Biographie.

Il ne serait pas étonnant que certains artistes comme Drake & Keri Hilson aient bientôt un nouveau numéro de téléphone dans leurs favoris. Le premier album d’Hudson Mohawke, Butter, donne l’impression, avec sa production pop scintillante et hyper réaliste, d’avoir été façonné bien loin de la froide Glasgow, mais plutôt sous les palmiers de Los Angeles. Il est autant influencé par la dance music britannique des 90’s que par l’âge d’or du hip-hop.
Les stars du R’n’B ne seront pas les seules à remarquer Butter, puisque les accros de « grosse basse », sont à l’affût de la moindre nouvelle sortie de Mohawke depuis Polyfolk Dance, son EP avant l’été. Sur ce disque, les riffs reptiliens hyper mélodiques de percussions et de synthés n’étaient qu’un avant-goût de la magie pop panoramique qui était à venir et ont valu à « HudMo » d’être mentionné par Rihanna, Goldie, Sa Ra, Busy P, Flying Lotus, Mars Volta ou autres Crookers.

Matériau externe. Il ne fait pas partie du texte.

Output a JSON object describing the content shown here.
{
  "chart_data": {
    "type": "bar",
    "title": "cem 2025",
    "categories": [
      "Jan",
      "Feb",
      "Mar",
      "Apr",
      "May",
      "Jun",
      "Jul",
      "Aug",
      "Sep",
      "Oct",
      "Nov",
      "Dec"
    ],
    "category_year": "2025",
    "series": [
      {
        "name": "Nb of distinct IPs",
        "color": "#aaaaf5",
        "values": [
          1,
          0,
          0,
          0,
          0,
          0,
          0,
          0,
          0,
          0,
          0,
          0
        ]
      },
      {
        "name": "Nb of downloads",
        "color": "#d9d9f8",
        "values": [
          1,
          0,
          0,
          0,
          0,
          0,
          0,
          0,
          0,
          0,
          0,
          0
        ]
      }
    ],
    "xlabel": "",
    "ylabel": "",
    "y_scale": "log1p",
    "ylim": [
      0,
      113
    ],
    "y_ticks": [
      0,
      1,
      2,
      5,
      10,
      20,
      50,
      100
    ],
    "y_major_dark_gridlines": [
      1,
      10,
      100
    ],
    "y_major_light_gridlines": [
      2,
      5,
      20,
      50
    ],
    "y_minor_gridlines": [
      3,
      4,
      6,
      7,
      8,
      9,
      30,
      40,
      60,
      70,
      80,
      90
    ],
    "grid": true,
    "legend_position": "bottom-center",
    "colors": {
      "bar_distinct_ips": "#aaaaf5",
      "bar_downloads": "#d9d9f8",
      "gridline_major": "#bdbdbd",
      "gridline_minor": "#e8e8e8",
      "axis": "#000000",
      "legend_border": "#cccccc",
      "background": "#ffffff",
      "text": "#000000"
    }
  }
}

Cet artiste précoce de 23 ans, qui a réalisé ses premières mixtapes à 10 ans, ses premiers beats sur Playstation à 12, et qui fut finaliste des DMC à 14, n’a pas traîné pour transformer ces dons en des productions personnelles, qui ont fait de lui le premier «Glaswegian» à s’imposer sur les ondes traditionnellement réservées à Danja, The Dream et Swizz Beatz.
En engageant un groupe de vocalistes de qualité pour les sessions d’enregistrement de Butter, Hudson Mohawke a imposé sa propre version des tubes ultimes du 21ème siècle.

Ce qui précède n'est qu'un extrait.